Оно расскажет, как со смертной тьмой
мы совладали в светопреставленье,
как белый свет и честный род людской
спасло моё стальное поколенье.»
Военное поколение вынесло на своих плечах непосильное, и его раны и ожоги до сих пор ощущаются на теле народа, потому как в его, ветерана, «понятливые руки вложила огненную смерть..» сама история, само провидение, Россия!

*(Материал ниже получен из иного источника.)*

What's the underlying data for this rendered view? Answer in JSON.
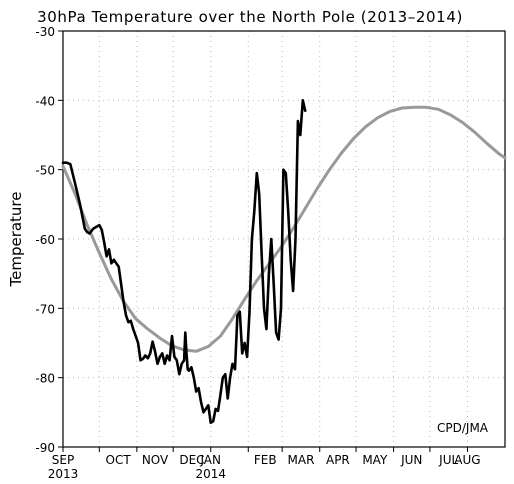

Россия Наровчатова нераздельно связана с Великим Октябрём как продолжение прошлых достижений:
«Россия! Зачарован этим словом,
Я в сердце сохранял его своём.
В нём посвист стрел над полем Куликовым,
В нём стук мечей на озере Чудском…
…Я помню всё! И я горжусь по праву,
Горжусь тобой, моя родная Русь…
Но отчего ж твою былую славу
Безмерная пронизывает грусть?!
Да оттого, что мой народ могучий
В тенетах бед, в тисках невзгод и зол
Томился, ждал и рвался к доле лучшей
Из века в век, как скованный орёл.
И как орёл стремит полёт в просторы,
Так и народ мой вышел к Октябрю,
Когда безвестный канонир «Авроры»
Для всей планеты возвестил зарю.
Прошли года. И ты, моя Россия,
В такой сейчас поднялась красоте,
Что рад я повторить слова простые:
«И ты не та, и мы уже не те!»
Высокий свет грядущих поколений
Пройдя и побеждая смерть и тлен,
Своих врагов поставив на колени,
Не ты ль полмира подняла с колен!»
Эти строки дороги вступающему в новую эру человеку, отцу ли, матери своих детей, дороги наличием идеала, за который отдавали жизни, немеркнущее слово и дело Красной империи. Идеал не может выцвесть, поблекнуть, умереть.
Он будет лихорадить оттенками красного и оживать в веках!